Consider the dataset golf scores. In the next graph we have the four fitted line plots for the first and second round of the 2006 AT&T Peeble Beach National Pro-AM, 2006 Honda Classic, 2006 Byron Nelson Classic and the 2007 Sony Open:

Note: there is something special about these datasets: x and y measure the same thing (number of strokes needed for a round). In such a case it is often a good idea to draw the scatterplot with the same x and y scale.
In all four cases (and these were randomly chosen from all the tournaments) the slope of the regression line is positive but less than 1. Is this surprising?
• That the slope is positive is explained by the fact that golfers (even pros) have long term ups and downs: for weeks or months they play well, and then they play not so well. So a golfer who plays bad in the first round also likely plays bad in the second, and vice versa.
• That the slope is less than one is a general phenomenan often observed in real life called regression to the mean. Here it is this: a golfer at any one moment in time has a given scoring ability. It will change over time but not from one day to the next. So if somebody shot a high score one day they are likely not playing well overall but they also likely had an exceptionally bad day as well. The next day their overall ability is still the same but they likely won't have a bad day on top of that, and their score should go down. If somebody shot a very low score one day they are not likely to be able to do it again the next day.
This is one of the most missunderstood principles of statistics. Say a player has done very well in the first round of a major tournament, but then he plays not so well in the second. Almost always commentators will say the he "felt the pressure" and so played worse. In reality it is likely just regression to the mean: the first day he played well above his natural ability, and the second day he came back to it.
Example let's illustrate this effect with a simulation. Say a group of 1000 people takes a true-false test with 25 questions, and assume that none of them has any idea what the correct answers are, so they just guess. We can simulate this as follows:
Calc > Random Data > Binomial, generate 1000 rows of data, store in c1, Number of trials: 25, probability of success=0.5
How did they do?
Stat > Basic Statistics > Display Descriptive Statistics, Variable= c1 Shows they got about 12 or 13 questions correct on average, just what one would expect (μ=np=25·0.5=12.5!)
Now they all take a second similar but different test:
Calc > Random Data > Binomial, generate 1000 rows of data, store in c2, Number of trials: 25, probability of success=0.5
Here is a question: those who did well on the first test, how did they do on the second?
Data > Subset Worksheet > rows that match c1>=17
Stat > Basic Statistics > Display Descriptive Statistics, Variable= c2 shows they got about 12 or 13 questions correct on average, same as the overall average
Although they did well on the first test, they have now regressed to the mean.
Here is a general description of when and how regression to the mean happens:
a) there is an "experiment" that results in a "score"
b) the scores are due in part to "skill" and in part to luck
c) the "high scorers" are "selected" and repeat the experiment
d) they still have the "skill" but will they again have the luck? certainly not all of them
Example Golf
a) "experiment"=play a round of golf
b) "skill"=being a good player and in form, luck=get some lucky bounces
c) let's concentrate on those who did well in the first round, repeat the experiment = play another round
d) they are still playing good but some will not be as lucky as in the first round
Example Doctors visit
a) "experiment"=a person is ill, score is how long it takes to get healthy
b) "skill"=if person goes to a doctor hopefully he knows what he is doing, luck=lot's of other things effect how long an illness takes, eventually everybody is gets better
c) some people go to a doctor, repeat the experiment = are they still sick after some time, say a week?

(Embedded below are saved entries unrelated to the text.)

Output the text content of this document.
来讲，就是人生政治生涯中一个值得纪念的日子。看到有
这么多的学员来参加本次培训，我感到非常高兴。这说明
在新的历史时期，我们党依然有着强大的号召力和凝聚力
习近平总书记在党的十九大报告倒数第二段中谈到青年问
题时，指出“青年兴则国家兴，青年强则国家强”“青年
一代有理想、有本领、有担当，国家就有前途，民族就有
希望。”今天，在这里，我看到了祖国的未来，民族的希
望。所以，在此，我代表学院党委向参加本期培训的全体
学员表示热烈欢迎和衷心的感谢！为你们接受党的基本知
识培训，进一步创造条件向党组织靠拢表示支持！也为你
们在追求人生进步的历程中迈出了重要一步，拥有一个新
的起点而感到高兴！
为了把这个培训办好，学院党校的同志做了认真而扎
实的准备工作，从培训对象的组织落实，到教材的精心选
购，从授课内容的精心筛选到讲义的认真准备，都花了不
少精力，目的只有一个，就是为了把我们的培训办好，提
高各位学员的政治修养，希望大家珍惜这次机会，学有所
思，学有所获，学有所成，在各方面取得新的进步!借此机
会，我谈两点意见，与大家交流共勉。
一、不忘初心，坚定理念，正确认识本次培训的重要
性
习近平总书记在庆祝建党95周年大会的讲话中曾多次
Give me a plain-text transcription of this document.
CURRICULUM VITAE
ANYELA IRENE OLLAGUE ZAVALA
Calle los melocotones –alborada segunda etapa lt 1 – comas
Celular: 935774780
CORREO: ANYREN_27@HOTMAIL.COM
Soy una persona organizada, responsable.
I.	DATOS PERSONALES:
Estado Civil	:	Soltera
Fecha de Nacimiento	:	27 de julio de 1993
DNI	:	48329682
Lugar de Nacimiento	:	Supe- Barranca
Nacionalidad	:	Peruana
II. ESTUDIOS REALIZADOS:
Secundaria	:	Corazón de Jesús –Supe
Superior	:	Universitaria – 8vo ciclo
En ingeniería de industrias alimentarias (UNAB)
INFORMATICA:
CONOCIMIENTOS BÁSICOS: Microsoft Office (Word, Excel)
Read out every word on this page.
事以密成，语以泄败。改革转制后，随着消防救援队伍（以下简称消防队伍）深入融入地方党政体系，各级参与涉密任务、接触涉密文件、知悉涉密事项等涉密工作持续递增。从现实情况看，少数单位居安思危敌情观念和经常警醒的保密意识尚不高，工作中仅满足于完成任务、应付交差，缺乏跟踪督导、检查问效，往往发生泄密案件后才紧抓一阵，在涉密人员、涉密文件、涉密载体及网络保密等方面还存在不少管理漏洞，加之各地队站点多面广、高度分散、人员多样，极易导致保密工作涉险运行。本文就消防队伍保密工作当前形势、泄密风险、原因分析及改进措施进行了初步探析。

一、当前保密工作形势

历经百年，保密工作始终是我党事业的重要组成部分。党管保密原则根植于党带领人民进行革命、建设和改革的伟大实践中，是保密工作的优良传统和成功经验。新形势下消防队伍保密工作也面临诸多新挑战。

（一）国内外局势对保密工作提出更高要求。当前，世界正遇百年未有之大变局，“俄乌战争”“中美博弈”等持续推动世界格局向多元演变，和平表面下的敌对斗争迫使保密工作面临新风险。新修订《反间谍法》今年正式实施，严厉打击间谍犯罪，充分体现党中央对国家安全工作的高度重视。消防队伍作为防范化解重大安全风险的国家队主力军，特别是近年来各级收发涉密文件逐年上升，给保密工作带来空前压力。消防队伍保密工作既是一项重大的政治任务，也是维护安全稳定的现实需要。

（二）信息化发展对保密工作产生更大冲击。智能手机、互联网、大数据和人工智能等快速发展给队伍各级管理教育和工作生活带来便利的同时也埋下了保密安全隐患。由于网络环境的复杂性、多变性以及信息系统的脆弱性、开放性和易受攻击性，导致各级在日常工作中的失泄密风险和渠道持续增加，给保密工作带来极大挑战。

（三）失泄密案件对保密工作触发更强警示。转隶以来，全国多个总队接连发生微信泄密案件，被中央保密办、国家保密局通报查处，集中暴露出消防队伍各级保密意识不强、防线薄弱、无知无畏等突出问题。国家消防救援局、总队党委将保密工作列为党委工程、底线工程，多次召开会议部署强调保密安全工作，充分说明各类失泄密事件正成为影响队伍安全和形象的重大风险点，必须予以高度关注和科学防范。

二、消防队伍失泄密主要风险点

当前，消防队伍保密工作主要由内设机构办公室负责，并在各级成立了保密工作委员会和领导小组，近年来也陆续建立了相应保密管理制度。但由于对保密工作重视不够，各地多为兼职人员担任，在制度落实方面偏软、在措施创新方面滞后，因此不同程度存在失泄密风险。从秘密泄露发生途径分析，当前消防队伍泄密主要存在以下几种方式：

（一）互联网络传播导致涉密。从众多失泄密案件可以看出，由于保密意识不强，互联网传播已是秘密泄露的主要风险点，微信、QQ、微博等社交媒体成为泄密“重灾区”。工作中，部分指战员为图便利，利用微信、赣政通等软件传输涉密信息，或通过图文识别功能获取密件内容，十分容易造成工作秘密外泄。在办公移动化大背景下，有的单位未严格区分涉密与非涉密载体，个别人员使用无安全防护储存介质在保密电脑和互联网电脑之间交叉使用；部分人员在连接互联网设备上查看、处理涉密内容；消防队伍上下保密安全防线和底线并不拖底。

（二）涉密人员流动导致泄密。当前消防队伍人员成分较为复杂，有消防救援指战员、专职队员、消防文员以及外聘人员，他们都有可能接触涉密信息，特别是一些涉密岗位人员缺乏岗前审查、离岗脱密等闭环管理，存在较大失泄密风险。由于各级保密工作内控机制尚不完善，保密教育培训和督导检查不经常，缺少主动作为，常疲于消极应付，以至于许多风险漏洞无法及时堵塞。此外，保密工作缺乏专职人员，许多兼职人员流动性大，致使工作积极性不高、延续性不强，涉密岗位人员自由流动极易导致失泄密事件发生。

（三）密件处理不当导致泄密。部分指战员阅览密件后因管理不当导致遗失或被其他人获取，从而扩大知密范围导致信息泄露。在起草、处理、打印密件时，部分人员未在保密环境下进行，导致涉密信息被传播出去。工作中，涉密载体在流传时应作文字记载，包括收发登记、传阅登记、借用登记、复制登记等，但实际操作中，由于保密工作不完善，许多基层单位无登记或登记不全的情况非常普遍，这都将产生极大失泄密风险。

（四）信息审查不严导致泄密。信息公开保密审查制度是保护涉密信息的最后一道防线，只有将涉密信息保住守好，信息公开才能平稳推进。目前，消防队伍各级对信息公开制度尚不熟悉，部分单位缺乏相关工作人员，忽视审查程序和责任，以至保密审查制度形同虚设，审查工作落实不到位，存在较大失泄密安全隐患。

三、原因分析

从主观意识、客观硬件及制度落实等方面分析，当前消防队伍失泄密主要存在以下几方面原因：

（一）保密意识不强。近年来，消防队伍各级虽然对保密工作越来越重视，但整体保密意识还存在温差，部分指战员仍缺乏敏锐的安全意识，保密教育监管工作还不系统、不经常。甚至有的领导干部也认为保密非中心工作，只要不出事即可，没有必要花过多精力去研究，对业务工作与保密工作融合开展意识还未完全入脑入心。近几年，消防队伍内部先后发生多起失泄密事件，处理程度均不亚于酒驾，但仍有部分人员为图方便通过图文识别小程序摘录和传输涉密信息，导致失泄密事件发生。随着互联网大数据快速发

d) everybody is eventually cured, but those who went to the doctor will think he did it!
This by the way is also one of the explanations for the famous placebo effect.
Example Students take tests
a) "experiment"=take a test
b) "skill"=student know material (or not)
c) repeat the experiment = take another test
d) the good students will do good again, but some will not be lucky again
Example Traffic lights
a) "experiment"=how many accidents are there in some intersections?
b) "skill"=some intersections are more dangerous than others, luck=the number of accidents on any one intersection will fluctuate.
c) repeat the experiment = see how many accidents happen now
d) the lights will help prevent accidents, but likely there would not have been as many anyway.
Note that this does not say that there is no effect here, just that it may not be as great as it appears
Example Golf: there really are player that are better than others (Tiger Woods!)
Example Doctors: yes, they really can help
Example Students: there are students who really know the material
Example traffic lights: they do prevent accidents (mostly)
One feature of regression to the mean is that it works both ways: change "high" for "low" above and everything is still true.